Su tale questione, è stato accolto un ordine del giorno in Aula (presentato dall’on. Davide Caparini, della Lega Nord) che impegna il Governo a intervenire sulla materia fissando un ulteriore scaglione relativo a soggetti aventi copertura sino a 10 milioni di abitanti.
IL 16 GIUGNO, AL SENATO, PRESENTAZIONE INDAGINE CONOSCITIVA AGCOM SU INFORMAZIONE E INTERNET IN ITALIA
 

■ Si svolgerà il prossimo 16 giugno alla Sala Capitolare del Senato la presentazione dei risultati dell’indagine conoscitiva, svolta nei mesi scorsi dall’Agcom, “Informazione e Internet in Italia: modelli di business, consumi, professioni”.
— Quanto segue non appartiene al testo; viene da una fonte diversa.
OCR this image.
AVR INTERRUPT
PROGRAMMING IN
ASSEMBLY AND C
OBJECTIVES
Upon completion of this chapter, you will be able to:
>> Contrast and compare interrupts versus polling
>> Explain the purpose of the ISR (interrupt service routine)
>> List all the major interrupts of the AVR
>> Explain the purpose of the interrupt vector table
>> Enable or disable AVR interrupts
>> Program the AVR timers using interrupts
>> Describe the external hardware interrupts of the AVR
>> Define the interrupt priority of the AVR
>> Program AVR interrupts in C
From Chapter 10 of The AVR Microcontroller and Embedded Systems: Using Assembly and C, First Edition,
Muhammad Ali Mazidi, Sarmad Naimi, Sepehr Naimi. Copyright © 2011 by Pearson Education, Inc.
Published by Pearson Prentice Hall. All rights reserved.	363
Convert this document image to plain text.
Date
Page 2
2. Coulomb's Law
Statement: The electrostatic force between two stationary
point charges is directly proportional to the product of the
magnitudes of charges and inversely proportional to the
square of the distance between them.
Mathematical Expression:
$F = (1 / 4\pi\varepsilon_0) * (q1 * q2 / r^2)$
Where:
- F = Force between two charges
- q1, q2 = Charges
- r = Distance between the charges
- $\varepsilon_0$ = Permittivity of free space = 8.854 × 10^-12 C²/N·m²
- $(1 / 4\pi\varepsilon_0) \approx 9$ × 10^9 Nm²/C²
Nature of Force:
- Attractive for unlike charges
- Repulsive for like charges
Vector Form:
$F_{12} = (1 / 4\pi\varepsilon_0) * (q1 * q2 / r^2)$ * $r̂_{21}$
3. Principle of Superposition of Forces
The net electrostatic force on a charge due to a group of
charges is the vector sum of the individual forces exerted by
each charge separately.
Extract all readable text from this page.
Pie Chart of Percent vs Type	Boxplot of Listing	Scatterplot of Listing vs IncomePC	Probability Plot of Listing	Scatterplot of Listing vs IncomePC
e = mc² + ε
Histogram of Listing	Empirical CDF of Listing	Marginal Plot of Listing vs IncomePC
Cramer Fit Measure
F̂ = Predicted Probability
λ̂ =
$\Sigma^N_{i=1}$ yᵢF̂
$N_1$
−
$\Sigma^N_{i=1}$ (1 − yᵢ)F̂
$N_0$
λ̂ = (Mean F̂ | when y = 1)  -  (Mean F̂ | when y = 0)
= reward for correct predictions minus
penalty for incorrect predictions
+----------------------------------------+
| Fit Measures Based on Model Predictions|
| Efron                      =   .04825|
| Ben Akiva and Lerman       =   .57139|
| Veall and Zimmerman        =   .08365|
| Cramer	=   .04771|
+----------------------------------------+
Tale indagine è stata finalizzata a far emergere le mutazioni della professione giornalistica nel nuovo contesto tecnologico e di mercato nonché a evidenziare qual è, attualmente, il panorama dell’offerta informativa in Italia e dove è rivolta la domanda di consumo del pubblico.
L’evento (cui parteciperà per AERANTI-CORALLO Fabrizio Berrini) sarà introdotto dal presidente Agcom Angelo Marcello Cardani e, dopo la presentazione dei risultati dell’indagine, verrà seguito da una tavola rotonda.

RACCOLTA PUBBLICITARIA SUI MEDIA: DOPO IL PRIMO TRIMESTRE POSITIVO, APRILE CON IL SEGNO MENO. BENE LA RADIO

■ I dati sulla raccolta pubblicitaria rilasciati mensilmente da Nielsen mostrano che il primo quadrimestre 2015 (gennaio-aprile), raffrontato al primo quadrimestre 2014, fa segnare un lieve peggioramento. Dopo i primi tre mesi dell’anno, caratterizzati da una crescita dell’indice globale, il solo mese di aprile cala del 3,3%, portando il primo quadrimestre a ‐2,3%, rispetto allo stesso periodo del 2014.
Con riferimento ai singoli mezzi, la tv segna un calo del 2,2%. Peggio fa la stampa (quotidiani -7,0%, periodici -5,3%).
In controtendenza la radio, che continua il trend di crescita, attestando il quadrimestre a +8,6% (mentre nel solo mese di aprile, la radio fa registrare un +10,2%). Tale dato conferma il crescente interesse nel mezzo radiofonico da parte degli investitori pubblicitari.